Toujours « une faible représentativité » des femmes dans la Tech
Décryptage

Toujours « une faible représentativité » des femmes dans la Tech

On ne compte aujourd’hui qu’un tiers de femmes parmi les salariés du secteur numérique en France, où elles sont rares à occuper les postes-clés. Une situation face à laquelle de plus en plus de voix s’élèvent pour rééquilibrer les chances.

Le secteur d’activité économique censé être le plus en phase avec les évolutions de la société doit-il en être la photographie la plus représentative ? La réflexion est ouverte dans la mesure où le secteur français du numérique, qui doit -sans doute plus qu’aucun autre- coller à l’air du temps, ne compte encore que 33% de femmes dans ses effectifs.

C’est ce qui ressort du « dossier de demande de label grande cause nationale 2018 », établit par le collectif Femmes @ Numérique en 2017. Selon lequel « le déficit de femmes dans les métiers de l’informatique est un phénomène socio-historique qui ne cesse de s’aggraver malgré les efforts de la profession, de l’éducation et du monde associatif ». Et pour qui « la révolution numérique est l’occasion unique de gommer cette anomalie ».

En mars dernier, c’est un autre collectif, « Digital Ladies & Allies », qui a remis un « livre blanc » au secrétaire d’Etat chargé du Numérique. Celui-ci propose une série de pistes pour se rapprocher, encore plus, de l’égalité entre hommes et femmes dans le secteur numérique et ses postes-clés.

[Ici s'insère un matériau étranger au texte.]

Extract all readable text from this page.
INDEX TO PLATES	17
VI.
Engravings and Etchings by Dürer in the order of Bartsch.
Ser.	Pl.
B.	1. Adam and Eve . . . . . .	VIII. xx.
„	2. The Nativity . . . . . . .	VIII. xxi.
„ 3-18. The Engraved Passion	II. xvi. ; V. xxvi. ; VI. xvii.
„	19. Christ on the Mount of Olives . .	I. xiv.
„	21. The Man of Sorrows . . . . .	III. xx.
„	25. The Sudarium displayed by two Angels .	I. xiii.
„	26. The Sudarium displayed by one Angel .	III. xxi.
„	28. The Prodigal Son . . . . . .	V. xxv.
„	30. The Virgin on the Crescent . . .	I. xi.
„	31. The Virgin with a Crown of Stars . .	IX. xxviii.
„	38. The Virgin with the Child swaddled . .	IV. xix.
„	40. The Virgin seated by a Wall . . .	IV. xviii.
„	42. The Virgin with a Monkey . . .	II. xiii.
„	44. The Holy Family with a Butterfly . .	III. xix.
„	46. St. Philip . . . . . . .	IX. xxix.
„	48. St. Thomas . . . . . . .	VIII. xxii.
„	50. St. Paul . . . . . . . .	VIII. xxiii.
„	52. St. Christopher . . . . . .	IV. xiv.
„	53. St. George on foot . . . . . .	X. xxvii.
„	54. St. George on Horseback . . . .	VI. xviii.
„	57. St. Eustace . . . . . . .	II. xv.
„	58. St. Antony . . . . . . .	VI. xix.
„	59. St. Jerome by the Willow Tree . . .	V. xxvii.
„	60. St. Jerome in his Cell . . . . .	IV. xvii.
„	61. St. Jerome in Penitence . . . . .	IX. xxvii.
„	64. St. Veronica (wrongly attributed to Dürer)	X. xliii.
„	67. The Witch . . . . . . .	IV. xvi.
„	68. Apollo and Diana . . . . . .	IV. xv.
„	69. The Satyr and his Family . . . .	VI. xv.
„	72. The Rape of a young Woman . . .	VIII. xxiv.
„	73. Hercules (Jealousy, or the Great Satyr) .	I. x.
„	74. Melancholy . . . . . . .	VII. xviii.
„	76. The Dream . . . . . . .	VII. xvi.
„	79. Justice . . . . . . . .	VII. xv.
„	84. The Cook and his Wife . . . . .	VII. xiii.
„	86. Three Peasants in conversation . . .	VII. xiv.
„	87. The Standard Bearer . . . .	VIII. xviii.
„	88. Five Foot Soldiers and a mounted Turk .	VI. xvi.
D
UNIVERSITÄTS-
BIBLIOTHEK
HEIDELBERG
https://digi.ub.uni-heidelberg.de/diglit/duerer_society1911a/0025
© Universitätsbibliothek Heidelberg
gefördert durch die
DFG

Vanessa Vincent, experte numérique, fondatrice de STRAT ME UP, Agent Corporate <> StartUp, s’engage au quotidien pour créer des synergies entre les entreprises et les entrepreneurs et les accompagner dans leurs stratégies d’innovation (programmes d’accélération, programmes intrapreneurs, ateliers business model…). Elle également  membre des Digital Ladies & Allies. Elle aspire à « faire bouger les choses pas à pas », « sans être féministe » pour autant. Son expérience lui sert, avec deux congés maternités qui l’ont « impactée professionnellement », mais qui pour autant lui ont permis de se dépasser pour se transformer dans ce nouveau monde du numérique, et d’entreprendre à son tour.

Elle en dit plus sur la présence des femmes dans le milieu des nouvelles technologies et les pistes à suivre pour y atteindre plus d’égalité, des chances comme de la représentation aux plus hauts niveaux. Et pour les aider à ne plus souffrir « du syndrome de l’imposteur », sur un secteur où entre 170 000 et 212 000 postes seront à pourvoir en France d’ici 2022 (France Stratégie/Dares).

French IoT : Quel constat tirez-vous de la présence des femmes dans le numérique ?

Vanessa Vincent : Celui d’une faible représentation, encore aujourd’hui, avec seulement 1/3 de femmes dans le numérique et moins de 10% de start-up fondées par des femmes. Il est urgent de réagir, en commençant dès le plus jeune âge à déconstruire les stéréotypes. On ne peut pas construire l’avenir sans les femmes.

Les origines remontent dès le plus jeune âge, en raison, notamment, d’une problématique d’orientation. Les jeunes filles ne s’autorisaient pas à aller vers des métiers d’ingénieurs dans la mesure où certaines écoles cherchaient davantage à attirer les jeunes garçons et en cause, une image du « Geek ».

Fr.IoT : Le secteur du numérique étant récent, s’est-il pour autant développé avec plus d’égalité hommes-femmes ?

V.V. : En 30 ans, le nombre de femmes ingénieures est passé de 30% à seulement 15%, d’où une pénurie de talents pour avoir une représentativité significative des femmes dans le numérique. De fait, il est complexe de parler d’égalité hommes-femmes, dès lors où il est prioritaire de changer les idées reçues sur les métiers de l’informatique afin que dès le plus jeune âge, les jeunes filles s’autorisent à aller dans ces filières.

Cependant, les actions de tous les collectifs en place permettent une certaine prise de conscience auprès des entreprises qui cherchent à recruter davantage de femmes aux postes de direction, ce qui s’avère être une opportunité à saisir. Quant aux salaires, l’écart semble se réduire.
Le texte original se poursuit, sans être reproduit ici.